Yes. TalkTastic's own FAQ states it is 100% free to use while in beta, with no word caps stated anywhere on the official site. The site's code references a planned $15/mo plan ($12.50/mo billed annually) that is not being charged yet. Third-party claims of a $29 one-time license or a 2,000-word monthly cap do not appear on the official site.
Does TalkTastic work offline?
Partially. Transcription runs on-device with Whisper, but the features TalkTastic is built around (AI rewrites and screen-context understanding) run on cloud LLMs. Without a connection you lose the app's main value. Fully offline dictation on a Mac needs a different tool, such as Spokenly in Local Only Mode.
Is TalkTastic safe? Does it record my screen?
TalkTastic takes a snapshot of the app you are dictating into, on command, and sends it to cloud AI providers so rewrites match the conversation on screen. It does not continuously record your screen. Its privacy policy lists screenshots of your device among collected data shared with cloud providers, and states that end-to-end encryption is still being worked on. If the screens you dictate into contain confidential data, that data path is the thing to evaluate first.
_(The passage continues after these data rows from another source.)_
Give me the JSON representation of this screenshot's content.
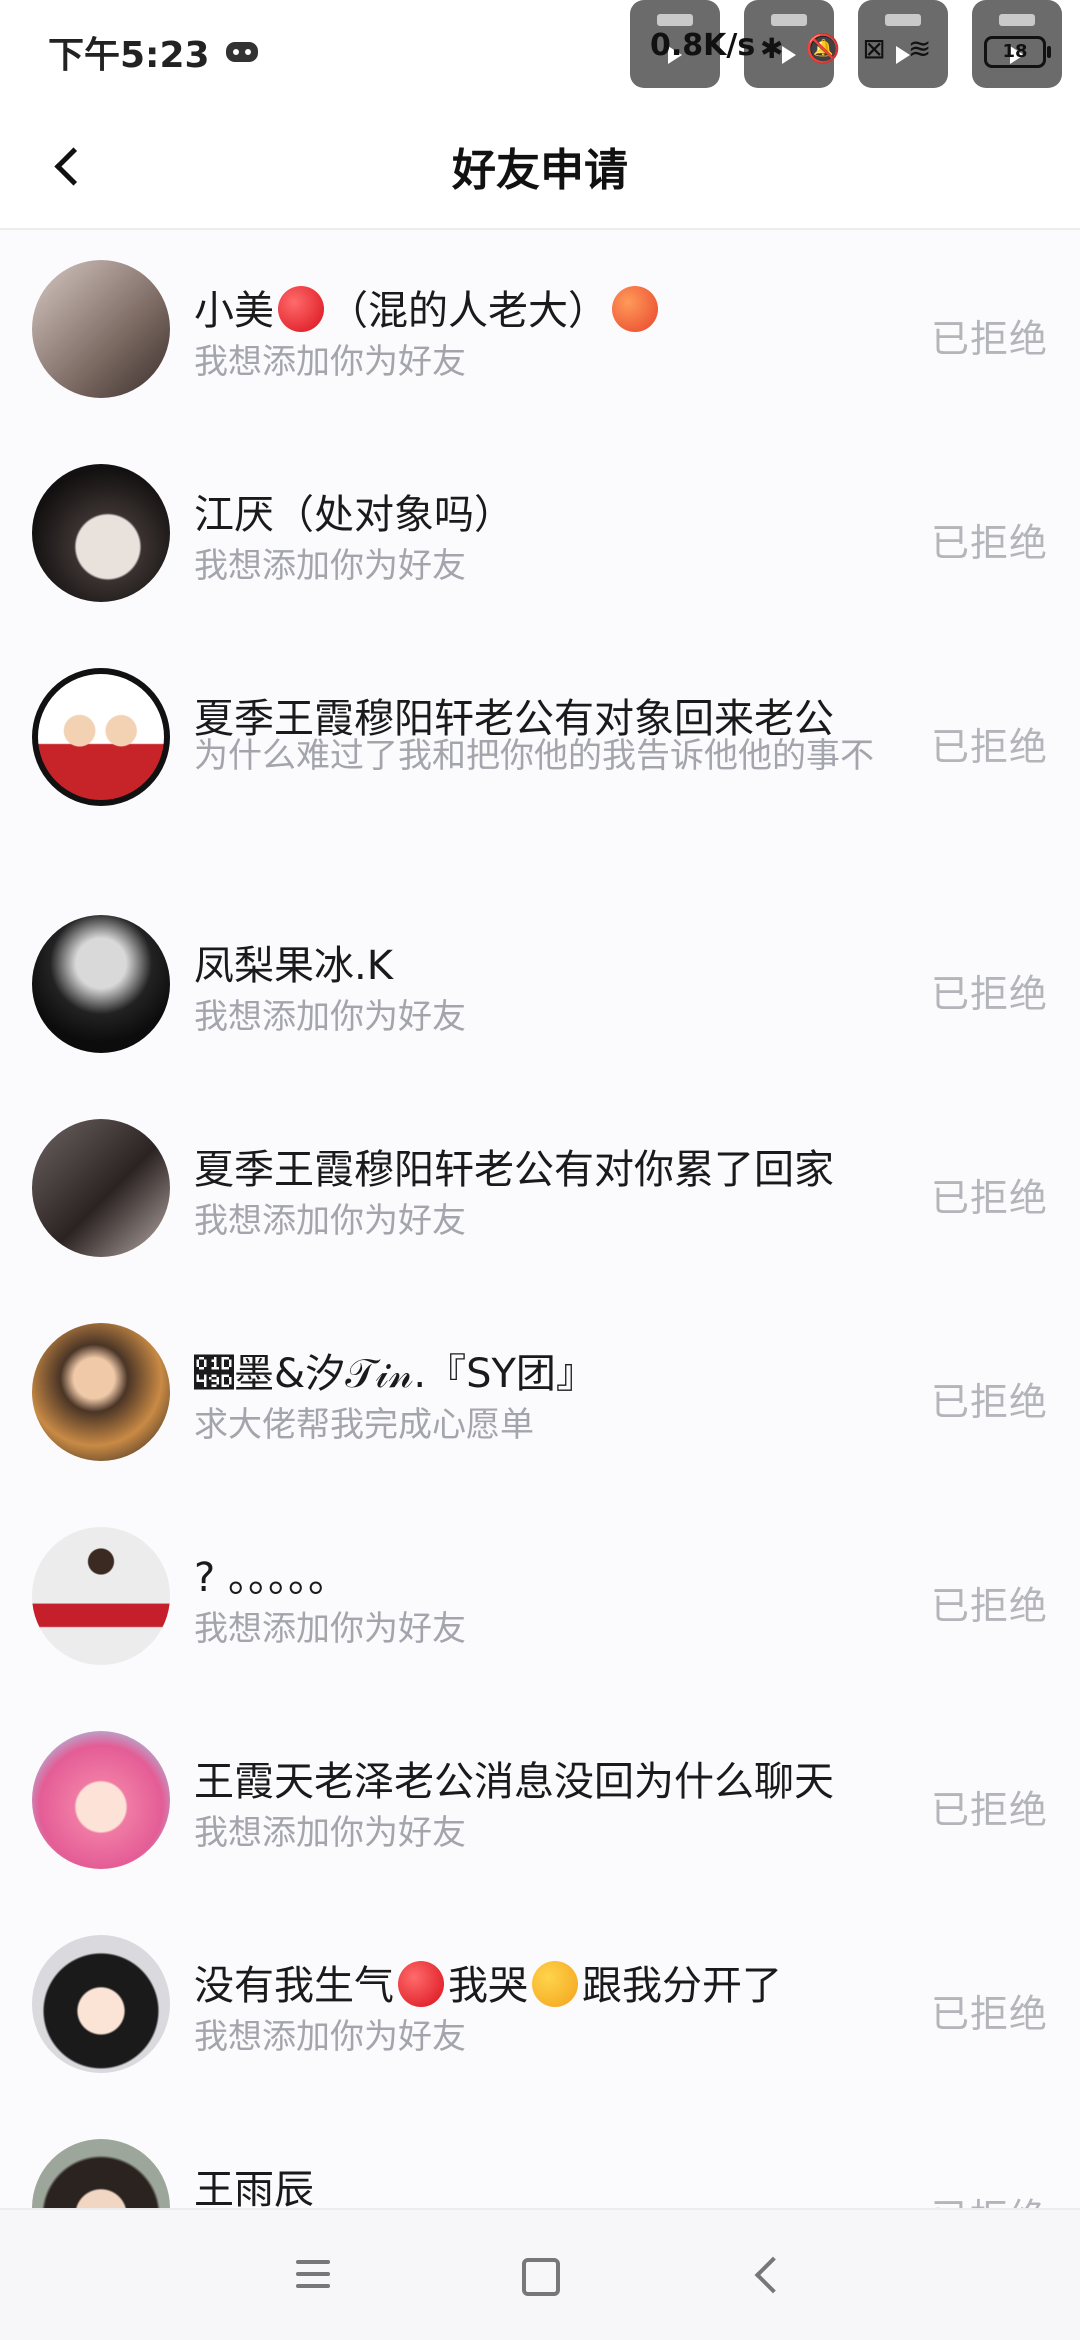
{
  "status_bar": {
    "time": "下午5:23",
    "net_speed": "0.8K/s",
    "battery": "18",
    "icons": [
      "game-controller-icon",
      "bluetooth-icon",
      "bell-off-icon",
      "sim-off-icon",
      "wifi-icon",
      "battery-icon"
    ]
  },
  "header": {
    "title": "好友申请"
  },
  "requests": [
    {
      "name_before": "小美",
      "name_middle": "（混的人老大）",
      "name_after": "",
      "message": "我想添加你为好友",
      "status": "已拒绝"
    },
    {
      "name": "江厌（处对象吗）",
      "message": "我想添加你为好友",
      "status": "已拒绝"
    },
    {
      "name": "夏季王霞穆阳轩老公有对象回来老公",
      "message": "为什么难过了我和把你他的我告诉他他的事不",
      "status": "已拒绝"
    },
    {
      "name": "凤梨果冰.K",
      "message": "我想添加你为好友",
      "status": "已拒绝"
    },
    {
      "name": "夏季王霞穆阳轩老公有对你累了回家",
      "message": "我想添加你为好友",
      "status": "已拒绝"
    },
    {
      "name": "𝒝墨&汐𝒯𝒾𝓃.『SY团』",
      "message": "求大佬帮我完成心愿单",
      "status": "已拒绝"
    },
    {
      "name": "? 。。。。。",
      "message": "我想添加你为好友",
      "status": "已拒绝"
    },
    {
      "name": "王霞天老泽老公消息没回为什么聊天",
      "message": "我想添加你为好友",
      "status": "已拒绝"
    },
    {
      "name_before": "没有我生气",
      "name_middle": "我哭",
      "name_after": "跟我分开了",
      "message": "我想添加你为好友",
      "status": "已拒绝"
    },
    {
      "name": "王雨辰",
      "message": "",
      "status": "已拒绝"
    }
  ],
  "colors": {
    "status_gray": "#b4b4bb",
    "message_gray": "#a4a4ad",
    "title_black": "#111111"
  }
}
Is TalkTastic still being developed?
Public activity stopped in late 2024, with the release notes ending at Build 80 on September 28, 2024. The site and download remain live, but there is no visible development in 2025 or 2026. The maintenance section above walks through the evidence.
Is TalkTastic available for Windows, iPhone, or Android?
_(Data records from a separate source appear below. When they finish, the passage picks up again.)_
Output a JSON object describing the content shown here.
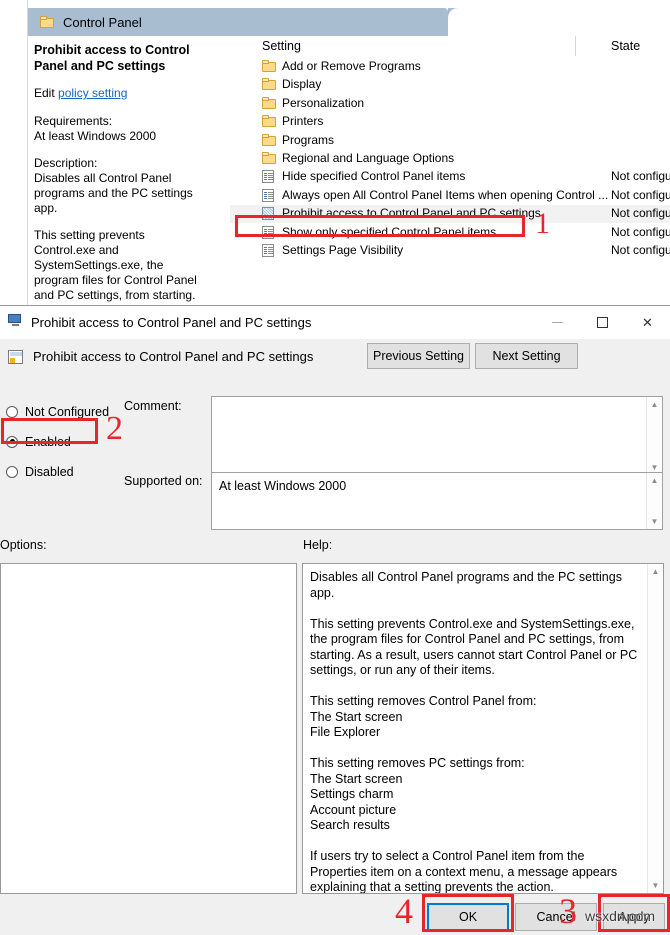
{
  "colors": {
    "annotation_red": "#e8262a",
    "tab_header_blue": "#a9bdd0",
    "link_blue": "#1566c0",
    "focus_blue": "#0078d7",
    "dialog_gray": "#f0f0f0"
  },
  "gpedit": {
    "tab": {
      "label": "Control Panel",
      "icon": "folder-icon"
    },
    "description_pane": {
      "title": "Prohibit access to Control Panel and PC settings",
      "edit_prefix": "Edit ",
      "edit_link": "policy setting",
      "requirements_label": "Requirements:",
      "requirements_value": "At least Windows 2000",
      "description_label": "Description:",
      "description_text": "Disables all Control Panel programs and the PC settings app.",
      "description_text2": "This setting prevents Control.exe and SystemSettings.exe, the program files for Control Panel and PC settings, from starting. As a result, users cannot start Control"
    },
    "list": {
      "columns": {
        "setting": "Setting",
        "state": "State"
      },
      "rows": [
        {
          "name": "Add or Remove Programs",
          "state": "",
          "icon": "folder-icon",
          "selected": false
        },
        {
          "name": "Display",
          "state": "",
          "icon": "folder-icon",
          "selected": false
        },
        {
          "name": "Personalization",
          "state": "",
          "icon": "folder-icon",
          "selected": false
        },
        {
          "name": "Printers",
          "state": "",
          "icon": "folder-icon",
          "selected": false
        },
        {
          "name": "Programs",
          "state": "",
          "icon": "folder-icon",
          "selected": false
        },
        {
          "name": "Regional and Language Options",
          "state": "",
          "icon": "folder-icon",
          "selected": false
        },
        {
          "name": "Hide specified Control Panel items",
          "state": "Not configured",
          "icon": "policy-doc-icon",
          "selected": false
        },
        {
          "name": "Always open All Control Panel Items when opening Control ...",
          "state": "Not configured",
          "icon": "policy-doc-icon",
          "selected": false
        },
        {
          "name": "Prohibit access to Control Panel and PC settings",
          "state": "Not configured",
          "icon": "policy-doc-icon",
          "selected": true
        },
        {
          "name": "Show only specified Control Panel items",
          "state": "Not configured",
          "icon": "policy-doc-icon",
          "selected": false
        },
        {
          "name": "Settings Page Visibility",
          "state": "Not configured",
          "icon": "policy-doc-icon",
          "selected": false
        }
      ]
    }
  },
  "dialog": {
    "titlebar": {
      "title": "Prohibit access to Control Panel and PC settings",
      "icon": "policy-editor-icon",
      "minimize": "—",
      "maximize": "□",
      "close": "✕"
    },
    "header": {
      "title": "Prohibit access to Control Panel and PC settings",
      "previous_setting": "Previous Setting",
      "next_setting": "Next Setting"
    },
    "state_options": [
      {
        "label": "Not Configured",
        "selected": false
      },
      {
        "label": "Enabled",
        "selected": true
      },
      {
        "label": "Disabled",
        "selected": false
      }
    ],
    "comment": {
      "label": "Comment:",
      "value": ""
    },
    "supported_on": {
      "label": "Supported on:",
      "value": "At least Windows 2000"
    },
    "options": {
      "label": "Options:",
      "value": ""
    },
    "help": {
      "label": "Help:",
      "text": "Disables all Control Panel programs and the PC settings app.\n\nThis setting prevents Control.exe and SystemSettings.exe, the program files for Control Panel and PC settings, from starting. As a result, users cannot start Control Panel or PC settings, or run any of their items.\n\nThis setting removes Control Panel from:\nThe Start screen\nFile Explorer\n\nThis setting removes PC settings from:\nThe Start screen\nSettings charm\nAccount picture\nSearch results\n\nIf users try to select a Control Panel item from the Properties item on a context menu, a message appears explaining that a setting prevents the action."
    },
    "buttons": {
      "ok": "OK",
      "cancel": "Cancel",
      "apply": "Apply"
    }
  },
  "annotations": {
    "step1": "1",
    "step2": "2",
    "step3": "3",
    "step4": "4"
  },
  "watermark": "wsxdn.com"
}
No. TalkTastic is macOS only (13.1 or later), distributed as a direct download from talktastic.com rather than the Mac App Store. There is no Windows, iOS, or Android app. If you need cross-platform dictation, Spokenly covers Mac, Windows, Linux, and iPhone, and Wispr Flow covers Mac, Windows, iPhone, and Android.
TalkTastic vs Superwhisper: which is better?
Superwhisper is actively maintained, runs local Whisper and Parakeet models with per-app modes, and offers a $249.99 lifetime license alongside its subscription. TalkTastic is free and its screen-snapshot context is distinctive, but it requires cloud for AI features and has not shipped an update since September 2024. For long-term use, Superwhisper is the safer pick of the two.
TalkTastic vs Wispr Flow: which is better?
Wispr Flow is cloud-only, $15/mo, cross-platform, and under active development. TalkTastic is free, Mac-only, and transcribes on-device while sending app snapshots to the cloud for rewrites. Flow ships updates continuously and covers more platforms; TalkTastic costs nothing to try. Both upload data to cloud AI providers during normal use.
What is the best TalkTastic alternative?
For a free app that is actively maintained, Spokenly is the closest fit: free with local Parakeet and Whisper models, optional BYOK cloud models, system-wide dictation on Mac, Windows, Linux, and iPhone, and a Local Only Mode that blocks all outbound traffic. Superwhisper suits Mac power users who want a lifetime license.